Niamey s’est réveillée dimanche sous haute surveillance, au lendemain d’une journée marquée par des tirs nourris et des affrontements entre militaires. Les accès à plusieurs secteurs stratégiques de la capitale ont été bloqués et des dispositifs de sécurité renforcés ont été installés autour du palais présidentiel.

Des pick-up équipés de mitrailleuses et des véhicules blindés étaient visibles à plusieurs points de contrôle. Des barbelés ont également été déployés pour empêcher la circulation dans certaines zones, tandis que les entrées de la capitale faisaient l’objet de contrôles renforcés.

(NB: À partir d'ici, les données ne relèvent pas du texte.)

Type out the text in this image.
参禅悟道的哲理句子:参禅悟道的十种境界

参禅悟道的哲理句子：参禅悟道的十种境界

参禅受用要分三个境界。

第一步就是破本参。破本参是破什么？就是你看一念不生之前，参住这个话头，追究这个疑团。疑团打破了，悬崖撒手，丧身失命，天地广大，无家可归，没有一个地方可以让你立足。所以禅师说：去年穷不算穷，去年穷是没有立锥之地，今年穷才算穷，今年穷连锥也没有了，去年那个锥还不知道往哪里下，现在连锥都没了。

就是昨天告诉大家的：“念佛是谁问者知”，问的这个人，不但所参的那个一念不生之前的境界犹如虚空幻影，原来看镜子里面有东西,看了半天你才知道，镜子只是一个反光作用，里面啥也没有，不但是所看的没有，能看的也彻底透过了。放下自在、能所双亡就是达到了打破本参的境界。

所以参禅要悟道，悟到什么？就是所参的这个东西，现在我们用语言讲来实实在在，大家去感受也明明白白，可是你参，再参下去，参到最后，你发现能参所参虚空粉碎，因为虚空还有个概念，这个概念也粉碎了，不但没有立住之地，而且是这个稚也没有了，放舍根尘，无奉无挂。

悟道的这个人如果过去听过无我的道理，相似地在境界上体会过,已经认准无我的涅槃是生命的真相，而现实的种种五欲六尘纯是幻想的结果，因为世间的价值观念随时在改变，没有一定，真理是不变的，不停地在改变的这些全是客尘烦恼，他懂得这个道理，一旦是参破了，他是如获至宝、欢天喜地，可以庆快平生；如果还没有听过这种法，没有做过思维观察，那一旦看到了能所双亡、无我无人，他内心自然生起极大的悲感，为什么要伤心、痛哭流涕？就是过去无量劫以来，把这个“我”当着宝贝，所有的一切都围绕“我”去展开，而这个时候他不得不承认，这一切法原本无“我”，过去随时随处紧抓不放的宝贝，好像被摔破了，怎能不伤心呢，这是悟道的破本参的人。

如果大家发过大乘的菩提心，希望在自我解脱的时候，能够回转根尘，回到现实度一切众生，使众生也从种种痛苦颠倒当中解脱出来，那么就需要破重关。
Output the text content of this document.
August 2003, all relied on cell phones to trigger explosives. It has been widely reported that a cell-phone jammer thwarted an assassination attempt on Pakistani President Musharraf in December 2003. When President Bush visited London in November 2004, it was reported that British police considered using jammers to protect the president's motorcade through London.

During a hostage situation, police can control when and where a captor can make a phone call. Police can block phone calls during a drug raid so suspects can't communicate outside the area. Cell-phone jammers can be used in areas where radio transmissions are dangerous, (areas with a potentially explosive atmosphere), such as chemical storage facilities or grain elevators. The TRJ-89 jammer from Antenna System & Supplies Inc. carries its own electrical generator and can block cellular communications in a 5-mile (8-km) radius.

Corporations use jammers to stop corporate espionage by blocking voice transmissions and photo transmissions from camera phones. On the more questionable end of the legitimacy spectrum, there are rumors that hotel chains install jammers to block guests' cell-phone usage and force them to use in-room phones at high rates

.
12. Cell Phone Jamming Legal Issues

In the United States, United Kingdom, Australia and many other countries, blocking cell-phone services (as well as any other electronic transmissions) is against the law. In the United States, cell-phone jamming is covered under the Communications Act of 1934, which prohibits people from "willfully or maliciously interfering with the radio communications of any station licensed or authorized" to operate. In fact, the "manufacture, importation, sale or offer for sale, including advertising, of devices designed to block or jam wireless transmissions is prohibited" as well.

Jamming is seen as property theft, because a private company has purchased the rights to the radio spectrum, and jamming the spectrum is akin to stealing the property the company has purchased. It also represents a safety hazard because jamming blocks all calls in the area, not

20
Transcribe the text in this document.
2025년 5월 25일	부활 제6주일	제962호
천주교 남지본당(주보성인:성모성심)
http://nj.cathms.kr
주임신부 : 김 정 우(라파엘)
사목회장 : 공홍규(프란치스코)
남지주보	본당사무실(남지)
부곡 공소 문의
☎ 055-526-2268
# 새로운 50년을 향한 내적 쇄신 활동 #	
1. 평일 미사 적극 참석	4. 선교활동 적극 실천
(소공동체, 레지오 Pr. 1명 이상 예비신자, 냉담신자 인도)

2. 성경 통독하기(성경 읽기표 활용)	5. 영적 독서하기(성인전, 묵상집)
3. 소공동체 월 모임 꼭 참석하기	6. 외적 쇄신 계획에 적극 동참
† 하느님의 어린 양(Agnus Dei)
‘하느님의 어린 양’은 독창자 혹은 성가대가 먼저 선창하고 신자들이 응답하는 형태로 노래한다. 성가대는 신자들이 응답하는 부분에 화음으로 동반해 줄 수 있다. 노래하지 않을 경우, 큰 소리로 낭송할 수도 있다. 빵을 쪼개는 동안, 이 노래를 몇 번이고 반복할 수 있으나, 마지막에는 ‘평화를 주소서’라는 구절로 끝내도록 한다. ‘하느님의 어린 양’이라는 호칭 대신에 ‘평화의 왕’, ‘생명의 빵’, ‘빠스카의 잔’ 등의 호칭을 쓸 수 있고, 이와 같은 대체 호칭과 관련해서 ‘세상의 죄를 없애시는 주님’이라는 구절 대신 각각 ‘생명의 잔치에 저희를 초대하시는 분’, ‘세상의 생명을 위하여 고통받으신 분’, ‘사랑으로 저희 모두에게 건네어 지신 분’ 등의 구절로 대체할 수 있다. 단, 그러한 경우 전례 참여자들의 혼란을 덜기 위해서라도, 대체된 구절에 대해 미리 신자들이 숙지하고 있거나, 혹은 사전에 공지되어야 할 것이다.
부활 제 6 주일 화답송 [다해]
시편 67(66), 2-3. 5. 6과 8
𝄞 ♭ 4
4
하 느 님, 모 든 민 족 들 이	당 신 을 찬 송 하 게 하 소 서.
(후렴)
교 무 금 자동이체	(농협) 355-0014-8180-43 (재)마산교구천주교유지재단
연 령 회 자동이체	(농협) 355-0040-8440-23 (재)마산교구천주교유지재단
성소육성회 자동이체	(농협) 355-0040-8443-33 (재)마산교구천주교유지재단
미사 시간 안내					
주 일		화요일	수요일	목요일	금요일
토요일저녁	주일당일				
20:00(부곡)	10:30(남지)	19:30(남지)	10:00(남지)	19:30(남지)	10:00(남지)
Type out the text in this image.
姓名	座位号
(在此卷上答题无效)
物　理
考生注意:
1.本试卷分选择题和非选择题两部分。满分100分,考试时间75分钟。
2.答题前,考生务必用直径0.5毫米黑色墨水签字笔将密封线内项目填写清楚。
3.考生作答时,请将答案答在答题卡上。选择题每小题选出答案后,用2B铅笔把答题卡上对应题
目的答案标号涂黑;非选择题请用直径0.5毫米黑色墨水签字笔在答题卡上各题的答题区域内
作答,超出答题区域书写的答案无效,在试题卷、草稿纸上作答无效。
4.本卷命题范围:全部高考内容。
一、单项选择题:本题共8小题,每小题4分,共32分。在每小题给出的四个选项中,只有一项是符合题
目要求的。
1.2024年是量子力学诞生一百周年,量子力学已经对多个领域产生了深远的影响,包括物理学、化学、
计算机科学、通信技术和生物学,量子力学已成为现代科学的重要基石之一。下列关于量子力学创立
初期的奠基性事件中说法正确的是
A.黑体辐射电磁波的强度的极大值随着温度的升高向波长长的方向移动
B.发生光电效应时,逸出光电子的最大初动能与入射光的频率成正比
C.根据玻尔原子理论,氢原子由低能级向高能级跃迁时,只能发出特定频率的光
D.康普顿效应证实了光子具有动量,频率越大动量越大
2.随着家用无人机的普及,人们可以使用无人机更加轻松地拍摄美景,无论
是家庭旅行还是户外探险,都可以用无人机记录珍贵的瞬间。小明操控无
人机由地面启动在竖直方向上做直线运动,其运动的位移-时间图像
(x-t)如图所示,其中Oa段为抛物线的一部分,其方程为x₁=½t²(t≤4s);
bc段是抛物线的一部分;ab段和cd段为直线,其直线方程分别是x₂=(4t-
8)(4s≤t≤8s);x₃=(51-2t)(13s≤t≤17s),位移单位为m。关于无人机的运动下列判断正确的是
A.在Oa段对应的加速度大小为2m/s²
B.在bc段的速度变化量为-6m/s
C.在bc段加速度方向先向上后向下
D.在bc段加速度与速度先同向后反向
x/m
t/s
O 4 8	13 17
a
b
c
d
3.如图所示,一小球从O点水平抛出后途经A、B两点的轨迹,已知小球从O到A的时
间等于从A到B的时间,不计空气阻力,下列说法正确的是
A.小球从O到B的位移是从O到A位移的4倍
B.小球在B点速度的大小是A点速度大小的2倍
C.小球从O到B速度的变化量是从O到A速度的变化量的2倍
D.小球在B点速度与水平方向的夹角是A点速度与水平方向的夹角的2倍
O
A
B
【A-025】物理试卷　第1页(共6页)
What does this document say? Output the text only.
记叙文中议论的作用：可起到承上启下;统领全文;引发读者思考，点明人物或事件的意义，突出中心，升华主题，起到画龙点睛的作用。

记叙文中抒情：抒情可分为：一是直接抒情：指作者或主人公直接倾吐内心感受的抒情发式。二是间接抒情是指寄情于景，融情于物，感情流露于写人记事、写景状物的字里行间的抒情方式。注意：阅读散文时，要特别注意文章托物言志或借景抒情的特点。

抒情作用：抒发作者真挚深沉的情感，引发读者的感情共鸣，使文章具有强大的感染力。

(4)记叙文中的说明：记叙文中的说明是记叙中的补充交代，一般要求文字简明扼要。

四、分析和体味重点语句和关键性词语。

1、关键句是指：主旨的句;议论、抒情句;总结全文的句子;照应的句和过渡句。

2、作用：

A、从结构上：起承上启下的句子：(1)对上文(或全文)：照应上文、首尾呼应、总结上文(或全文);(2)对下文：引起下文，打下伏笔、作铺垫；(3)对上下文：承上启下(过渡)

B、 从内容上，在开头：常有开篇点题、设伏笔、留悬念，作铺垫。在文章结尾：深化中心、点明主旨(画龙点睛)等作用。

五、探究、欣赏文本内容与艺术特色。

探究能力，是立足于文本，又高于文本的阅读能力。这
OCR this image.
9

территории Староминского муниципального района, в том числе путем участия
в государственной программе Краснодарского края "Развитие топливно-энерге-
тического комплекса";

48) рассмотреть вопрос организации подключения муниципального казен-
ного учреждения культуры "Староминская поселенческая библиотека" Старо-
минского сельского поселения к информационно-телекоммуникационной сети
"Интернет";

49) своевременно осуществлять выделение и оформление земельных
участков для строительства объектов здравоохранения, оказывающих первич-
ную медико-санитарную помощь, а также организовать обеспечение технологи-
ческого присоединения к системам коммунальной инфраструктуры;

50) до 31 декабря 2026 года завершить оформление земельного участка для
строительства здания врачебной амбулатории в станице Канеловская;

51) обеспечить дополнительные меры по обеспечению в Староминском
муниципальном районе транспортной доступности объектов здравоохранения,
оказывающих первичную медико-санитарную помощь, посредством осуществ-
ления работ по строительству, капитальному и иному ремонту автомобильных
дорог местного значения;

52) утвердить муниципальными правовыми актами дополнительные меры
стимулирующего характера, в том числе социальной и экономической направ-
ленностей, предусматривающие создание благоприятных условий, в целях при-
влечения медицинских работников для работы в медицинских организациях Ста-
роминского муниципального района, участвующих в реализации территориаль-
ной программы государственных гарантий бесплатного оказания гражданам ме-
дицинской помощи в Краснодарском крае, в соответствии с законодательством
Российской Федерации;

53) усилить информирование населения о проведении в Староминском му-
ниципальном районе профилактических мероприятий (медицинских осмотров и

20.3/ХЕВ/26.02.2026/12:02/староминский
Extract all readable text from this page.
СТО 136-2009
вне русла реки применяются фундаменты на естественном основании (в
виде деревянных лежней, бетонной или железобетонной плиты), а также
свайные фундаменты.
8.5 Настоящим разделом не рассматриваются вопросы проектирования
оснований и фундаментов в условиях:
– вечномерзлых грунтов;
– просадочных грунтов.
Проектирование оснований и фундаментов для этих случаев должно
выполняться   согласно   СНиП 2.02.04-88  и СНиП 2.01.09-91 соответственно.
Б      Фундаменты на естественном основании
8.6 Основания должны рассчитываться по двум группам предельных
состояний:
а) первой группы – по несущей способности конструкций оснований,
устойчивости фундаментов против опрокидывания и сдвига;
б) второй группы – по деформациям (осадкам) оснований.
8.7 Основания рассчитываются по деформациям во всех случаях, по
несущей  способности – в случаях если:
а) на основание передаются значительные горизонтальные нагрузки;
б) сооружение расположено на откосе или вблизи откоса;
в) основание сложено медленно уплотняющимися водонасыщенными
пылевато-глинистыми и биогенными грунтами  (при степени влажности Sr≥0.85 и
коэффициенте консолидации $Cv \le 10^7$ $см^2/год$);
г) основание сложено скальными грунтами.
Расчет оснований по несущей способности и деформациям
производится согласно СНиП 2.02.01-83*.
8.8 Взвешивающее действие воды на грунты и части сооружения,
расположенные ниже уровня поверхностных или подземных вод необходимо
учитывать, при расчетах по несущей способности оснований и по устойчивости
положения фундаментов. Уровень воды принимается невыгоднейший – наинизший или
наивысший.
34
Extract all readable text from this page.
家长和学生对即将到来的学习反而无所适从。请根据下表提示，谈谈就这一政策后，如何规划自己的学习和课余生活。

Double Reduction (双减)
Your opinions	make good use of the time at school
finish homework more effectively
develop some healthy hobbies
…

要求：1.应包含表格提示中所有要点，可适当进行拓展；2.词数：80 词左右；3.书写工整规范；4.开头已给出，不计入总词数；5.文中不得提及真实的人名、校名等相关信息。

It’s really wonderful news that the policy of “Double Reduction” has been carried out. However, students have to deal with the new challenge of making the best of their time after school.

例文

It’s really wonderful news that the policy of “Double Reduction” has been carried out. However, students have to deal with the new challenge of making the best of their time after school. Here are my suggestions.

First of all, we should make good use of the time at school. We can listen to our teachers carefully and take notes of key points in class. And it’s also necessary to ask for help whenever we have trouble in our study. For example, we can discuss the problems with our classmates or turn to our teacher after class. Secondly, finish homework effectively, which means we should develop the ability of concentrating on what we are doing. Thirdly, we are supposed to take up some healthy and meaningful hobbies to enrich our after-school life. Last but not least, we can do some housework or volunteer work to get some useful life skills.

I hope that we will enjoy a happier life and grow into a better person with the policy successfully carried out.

Les affrontements avaient débuté dans la nuit de vendredi à samedi avec des tirs entendus notamment autour de l’aéroport et du secteur du palais présidentiel. Des militaires présentés comme des mutins avaient ensuite tenté de prendre le contrôle de plusieurs sites stratégiques avant de se retrancher dans une base militaire située près de l’aéroport.

Les forces loyalistes reprennent le contrôle

Après plusieurs heures de négociations, une partie des militaires impliqués aurait accepté de se rendre. Les autres ont été délogés lors d’une opération menée samedi en fin de journée par les forces loyalistes. La garde présidentielle placée sous l’autorité du général Abdourahamane Tiani a joué un rôle central dans cette intervention. Les forces russes de l’Africa Corps auraient également apporté leur soutien aux opérations, notamment à travers l’utilisation de drones.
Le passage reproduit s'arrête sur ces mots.